There are two claims here: "POF is not really that big", and "Emergent AI clickfraud bots are causing POF's traffic". People who are treating this seriously are assuming that the first claim was the real message, and that the author merely indulged in some whimsy after. I think it more likely that the second claim, the joke, was the point of the article, but there's a lot less to be said about that, and so people who want to say something serious about POF are ignoring it.
Because people have no sense of humor? Beats the hell out of me, and I wrote it. They're debating it on the comments of the post itself, too. I thought it was pretty obviously tongue-in-cheek, but maybe I should have suggested that Markus was secretly an alien or something.
I've worked in the online dating industry for long time, and yes, POF is making lots of money, though I don't know exactly how much. Adsense is only one part of how they are monetizing their site.
Interesting analysis, though it became a hit outrageous at the end. With the degree of fakeness he is proposing, how is it possible that the degradation of content quality went unnoticed? And A.viary?
I'm not one to hate on awesome and successful startupa, we should also consider this. POF doesn't have the members it says. POF had growth, decent size. Publicise startup story and millions in income, millions in members. Press written, and your numbers jump.
Just like the situation with a video on YouTube. It wasn't the video that made it have high view counts. It was the video being publicised as having a huge view counts because of an exploit - and people went on the page, and the view count increased.
There's the biggest flaw in his theory.
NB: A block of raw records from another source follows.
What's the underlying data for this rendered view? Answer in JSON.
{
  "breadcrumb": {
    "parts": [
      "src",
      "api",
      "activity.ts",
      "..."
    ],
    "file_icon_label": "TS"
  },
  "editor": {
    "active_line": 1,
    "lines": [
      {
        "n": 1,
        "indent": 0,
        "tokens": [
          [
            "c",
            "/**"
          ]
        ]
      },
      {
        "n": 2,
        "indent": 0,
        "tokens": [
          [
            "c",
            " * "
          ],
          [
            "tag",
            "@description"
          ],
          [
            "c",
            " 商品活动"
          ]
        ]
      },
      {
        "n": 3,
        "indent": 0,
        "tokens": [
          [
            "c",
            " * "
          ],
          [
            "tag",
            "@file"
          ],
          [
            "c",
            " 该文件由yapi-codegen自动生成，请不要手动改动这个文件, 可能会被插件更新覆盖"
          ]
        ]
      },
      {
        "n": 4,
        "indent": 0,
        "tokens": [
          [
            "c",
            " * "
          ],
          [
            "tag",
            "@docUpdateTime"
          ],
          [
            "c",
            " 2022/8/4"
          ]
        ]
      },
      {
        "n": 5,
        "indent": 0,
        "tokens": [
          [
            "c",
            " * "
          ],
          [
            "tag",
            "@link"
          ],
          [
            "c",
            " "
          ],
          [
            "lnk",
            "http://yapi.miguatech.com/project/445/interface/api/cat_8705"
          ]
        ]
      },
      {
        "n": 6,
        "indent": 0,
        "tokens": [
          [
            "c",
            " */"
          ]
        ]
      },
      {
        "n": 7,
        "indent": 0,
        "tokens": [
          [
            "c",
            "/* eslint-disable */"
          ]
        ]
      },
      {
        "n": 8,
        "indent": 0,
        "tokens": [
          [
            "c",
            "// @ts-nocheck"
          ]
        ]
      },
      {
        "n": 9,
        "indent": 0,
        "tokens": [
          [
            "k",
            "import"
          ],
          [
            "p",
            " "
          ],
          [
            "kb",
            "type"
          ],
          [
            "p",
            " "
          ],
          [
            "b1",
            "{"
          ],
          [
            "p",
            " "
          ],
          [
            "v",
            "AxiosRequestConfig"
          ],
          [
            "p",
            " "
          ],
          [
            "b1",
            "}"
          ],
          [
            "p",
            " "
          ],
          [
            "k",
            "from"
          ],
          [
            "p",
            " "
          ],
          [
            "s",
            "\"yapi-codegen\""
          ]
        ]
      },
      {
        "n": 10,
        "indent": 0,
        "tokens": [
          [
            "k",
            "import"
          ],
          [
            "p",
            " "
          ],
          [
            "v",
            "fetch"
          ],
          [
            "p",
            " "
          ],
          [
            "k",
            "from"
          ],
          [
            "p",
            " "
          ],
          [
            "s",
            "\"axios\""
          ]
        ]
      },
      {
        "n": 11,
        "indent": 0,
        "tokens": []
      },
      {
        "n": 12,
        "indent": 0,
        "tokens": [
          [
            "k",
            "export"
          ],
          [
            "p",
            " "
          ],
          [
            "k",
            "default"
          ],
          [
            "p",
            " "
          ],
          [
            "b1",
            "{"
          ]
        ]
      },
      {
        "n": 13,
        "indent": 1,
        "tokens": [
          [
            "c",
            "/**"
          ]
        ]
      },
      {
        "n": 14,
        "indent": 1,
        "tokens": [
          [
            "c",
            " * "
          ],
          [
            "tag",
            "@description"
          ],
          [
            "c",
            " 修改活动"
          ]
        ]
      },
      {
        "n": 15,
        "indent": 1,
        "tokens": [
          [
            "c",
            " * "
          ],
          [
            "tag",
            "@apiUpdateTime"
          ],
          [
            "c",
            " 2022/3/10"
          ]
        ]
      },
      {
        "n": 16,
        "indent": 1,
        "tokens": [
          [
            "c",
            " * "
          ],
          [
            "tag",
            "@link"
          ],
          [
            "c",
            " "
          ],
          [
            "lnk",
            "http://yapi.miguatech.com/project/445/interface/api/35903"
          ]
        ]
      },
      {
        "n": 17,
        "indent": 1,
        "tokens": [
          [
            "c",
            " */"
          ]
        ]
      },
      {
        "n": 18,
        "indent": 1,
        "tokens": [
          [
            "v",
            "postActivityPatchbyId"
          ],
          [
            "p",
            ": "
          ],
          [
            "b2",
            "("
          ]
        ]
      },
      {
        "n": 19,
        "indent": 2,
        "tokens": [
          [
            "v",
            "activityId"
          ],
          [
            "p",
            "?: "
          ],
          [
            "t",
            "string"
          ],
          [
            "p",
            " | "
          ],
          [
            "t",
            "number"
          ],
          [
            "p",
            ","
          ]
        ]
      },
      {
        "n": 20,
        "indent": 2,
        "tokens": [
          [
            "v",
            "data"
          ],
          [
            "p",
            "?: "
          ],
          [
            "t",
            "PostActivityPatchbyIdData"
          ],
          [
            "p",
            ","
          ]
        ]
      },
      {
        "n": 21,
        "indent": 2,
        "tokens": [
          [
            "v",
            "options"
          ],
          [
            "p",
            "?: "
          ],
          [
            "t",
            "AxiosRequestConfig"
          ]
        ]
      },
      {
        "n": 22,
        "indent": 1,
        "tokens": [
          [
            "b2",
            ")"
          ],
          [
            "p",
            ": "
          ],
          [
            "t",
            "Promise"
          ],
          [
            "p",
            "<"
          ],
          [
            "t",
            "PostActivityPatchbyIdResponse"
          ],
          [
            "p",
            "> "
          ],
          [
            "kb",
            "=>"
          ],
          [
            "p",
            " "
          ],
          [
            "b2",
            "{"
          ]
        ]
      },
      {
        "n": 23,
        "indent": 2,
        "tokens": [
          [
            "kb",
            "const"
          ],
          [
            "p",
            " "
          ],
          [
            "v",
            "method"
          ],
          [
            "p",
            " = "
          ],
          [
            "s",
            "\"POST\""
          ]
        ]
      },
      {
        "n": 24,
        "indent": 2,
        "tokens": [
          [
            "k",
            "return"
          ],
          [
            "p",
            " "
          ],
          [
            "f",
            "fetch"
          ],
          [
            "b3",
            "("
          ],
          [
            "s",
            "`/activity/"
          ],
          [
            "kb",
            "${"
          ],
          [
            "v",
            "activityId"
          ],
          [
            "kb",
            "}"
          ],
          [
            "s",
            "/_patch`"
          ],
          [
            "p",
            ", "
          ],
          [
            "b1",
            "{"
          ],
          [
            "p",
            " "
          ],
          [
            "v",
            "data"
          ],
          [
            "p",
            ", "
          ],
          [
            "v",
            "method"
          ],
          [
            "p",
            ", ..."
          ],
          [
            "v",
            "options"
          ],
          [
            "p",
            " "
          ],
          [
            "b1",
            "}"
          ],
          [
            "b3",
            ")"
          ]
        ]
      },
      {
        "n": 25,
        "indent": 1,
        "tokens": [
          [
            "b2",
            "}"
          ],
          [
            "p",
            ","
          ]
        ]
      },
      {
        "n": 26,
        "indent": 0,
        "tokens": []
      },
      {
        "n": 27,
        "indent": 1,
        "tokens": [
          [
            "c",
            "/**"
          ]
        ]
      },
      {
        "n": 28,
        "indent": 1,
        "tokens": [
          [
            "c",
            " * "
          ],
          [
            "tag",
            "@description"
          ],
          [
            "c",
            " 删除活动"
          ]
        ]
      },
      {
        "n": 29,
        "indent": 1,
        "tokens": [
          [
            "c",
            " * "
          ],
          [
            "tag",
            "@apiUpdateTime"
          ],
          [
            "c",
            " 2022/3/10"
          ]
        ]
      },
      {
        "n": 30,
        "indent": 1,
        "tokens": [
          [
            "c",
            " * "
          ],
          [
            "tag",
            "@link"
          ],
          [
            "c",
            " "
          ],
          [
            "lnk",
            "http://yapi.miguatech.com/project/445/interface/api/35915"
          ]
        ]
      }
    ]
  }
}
If you've scanned the people who have profiles on POF (or any other free dating service), you might draw the conclusion that the people using such services are not part of the tech elite. Yes, Twitter has a large user base but it is not mainstream.
Here's why it gets so many clicks: A lot of the ads on POF are for alternate online dating sites, so there's a 100% match between the people visiting the service and the people who might click on ads. By definition, if you're visiting POF, you're not in a relationship and thus POF isn't satisfying your need to be in a relationship. So what are you going to do? Search for a better dating site. And, coincidentally, POF has already done that work for you by surrounding every inch of unused space with dating site ads. It's both a dating site and a dating site search engine.
It's that simple in my opinion. But I do love a good conspiracy theory!